Rather than expressing eagerness to leave home, Ebony and other girls at Uni fear that their parents will die on them. They worry about having a baby and finishing school and about AIDS. And there's a fear, big time, of not succeeding. The smell of it was nowhere more pungent than in Jane Koehler's honors English class. These are the bright kids: their disappointments may be in getting into Columbia instead of Harvard. They're among the academically and, often, economically privileged students at school. For now, literature may be as close as they'll get to the grit of life.
Standing between rows of wooden desks in Koehler's classroom, I'm struck that today's Uni students seem solely concerned about their own individual needs.
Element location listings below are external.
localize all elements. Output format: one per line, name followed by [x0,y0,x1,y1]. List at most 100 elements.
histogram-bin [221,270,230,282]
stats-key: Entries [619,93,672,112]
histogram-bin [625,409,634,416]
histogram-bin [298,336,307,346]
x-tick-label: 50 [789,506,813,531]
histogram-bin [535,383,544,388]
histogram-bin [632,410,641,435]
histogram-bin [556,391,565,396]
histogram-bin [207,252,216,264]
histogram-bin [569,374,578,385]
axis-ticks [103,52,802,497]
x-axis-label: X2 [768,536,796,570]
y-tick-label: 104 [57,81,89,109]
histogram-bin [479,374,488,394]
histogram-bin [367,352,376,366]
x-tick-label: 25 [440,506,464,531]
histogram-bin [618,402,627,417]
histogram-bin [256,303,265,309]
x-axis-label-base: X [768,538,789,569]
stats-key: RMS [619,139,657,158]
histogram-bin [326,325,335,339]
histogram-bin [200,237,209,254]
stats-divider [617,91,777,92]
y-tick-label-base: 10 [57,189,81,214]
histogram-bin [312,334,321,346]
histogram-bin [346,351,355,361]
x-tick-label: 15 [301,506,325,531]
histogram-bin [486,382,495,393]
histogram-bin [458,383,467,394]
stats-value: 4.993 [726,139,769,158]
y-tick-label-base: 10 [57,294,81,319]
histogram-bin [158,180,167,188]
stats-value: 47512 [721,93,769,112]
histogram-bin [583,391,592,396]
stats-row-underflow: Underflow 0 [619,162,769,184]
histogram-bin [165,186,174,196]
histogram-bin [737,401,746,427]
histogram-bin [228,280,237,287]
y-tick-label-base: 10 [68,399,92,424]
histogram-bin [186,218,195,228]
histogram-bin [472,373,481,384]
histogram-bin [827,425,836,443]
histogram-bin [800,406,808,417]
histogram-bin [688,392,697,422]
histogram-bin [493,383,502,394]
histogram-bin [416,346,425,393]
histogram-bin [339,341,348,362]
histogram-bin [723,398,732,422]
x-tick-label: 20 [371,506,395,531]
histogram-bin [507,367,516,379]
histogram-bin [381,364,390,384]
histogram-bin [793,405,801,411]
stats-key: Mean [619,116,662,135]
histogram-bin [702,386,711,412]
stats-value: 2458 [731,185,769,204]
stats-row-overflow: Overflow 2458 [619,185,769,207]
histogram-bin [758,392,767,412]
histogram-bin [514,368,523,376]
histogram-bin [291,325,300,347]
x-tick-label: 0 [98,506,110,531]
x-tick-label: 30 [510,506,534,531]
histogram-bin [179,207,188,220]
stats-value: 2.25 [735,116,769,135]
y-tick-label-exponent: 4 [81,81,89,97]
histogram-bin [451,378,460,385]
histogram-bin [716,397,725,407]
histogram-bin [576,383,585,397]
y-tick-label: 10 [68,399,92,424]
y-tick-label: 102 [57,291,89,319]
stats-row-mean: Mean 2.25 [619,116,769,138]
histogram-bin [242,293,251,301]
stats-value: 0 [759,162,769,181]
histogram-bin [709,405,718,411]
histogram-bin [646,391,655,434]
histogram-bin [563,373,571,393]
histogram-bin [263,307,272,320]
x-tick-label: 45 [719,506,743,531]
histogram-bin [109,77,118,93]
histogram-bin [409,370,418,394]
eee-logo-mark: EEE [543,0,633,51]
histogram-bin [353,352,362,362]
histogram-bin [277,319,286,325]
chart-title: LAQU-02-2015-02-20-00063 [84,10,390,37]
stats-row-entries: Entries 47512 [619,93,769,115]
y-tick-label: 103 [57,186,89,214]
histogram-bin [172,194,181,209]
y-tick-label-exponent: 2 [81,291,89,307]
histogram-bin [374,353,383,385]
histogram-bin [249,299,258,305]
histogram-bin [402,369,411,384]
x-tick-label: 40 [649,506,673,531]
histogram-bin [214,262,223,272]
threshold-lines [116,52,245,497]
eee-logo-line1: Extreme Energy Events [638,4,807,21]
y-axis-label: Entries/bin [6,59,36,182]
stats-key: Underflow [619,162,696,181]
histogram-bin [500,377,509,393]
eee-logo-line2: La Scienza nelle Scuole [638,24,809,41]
Our concerns, or at least mine and, it seemed, many others', were about the outside world, about what was going down in Cuba and Vietnam and the Senate and in Mississippi. Ayelet Ruppin, 17, calls the difference apathy. She cites a lack of student activism, even to oppose unpopular edicts like the attendance policy or drug testing for student athletes. "People," she says, "they really don't care."
In the mostly white Uni of the early '60s, we marched for abstract civil rights; stuffed envelopes for SNCC; demonstrated for peace and against the bomb and HUAC, and made friends and lovers on the picket line. We were afraid in a way: of a war where boys our age were blowing each other to bits with M-16s, of a nuclear bomb falling on West Los Angeles--not that one of our peers might appear in the halls with handguns or pipe bombs. Action on such a petty scale would have seemed unthinkable to my generation. We were out to save the world.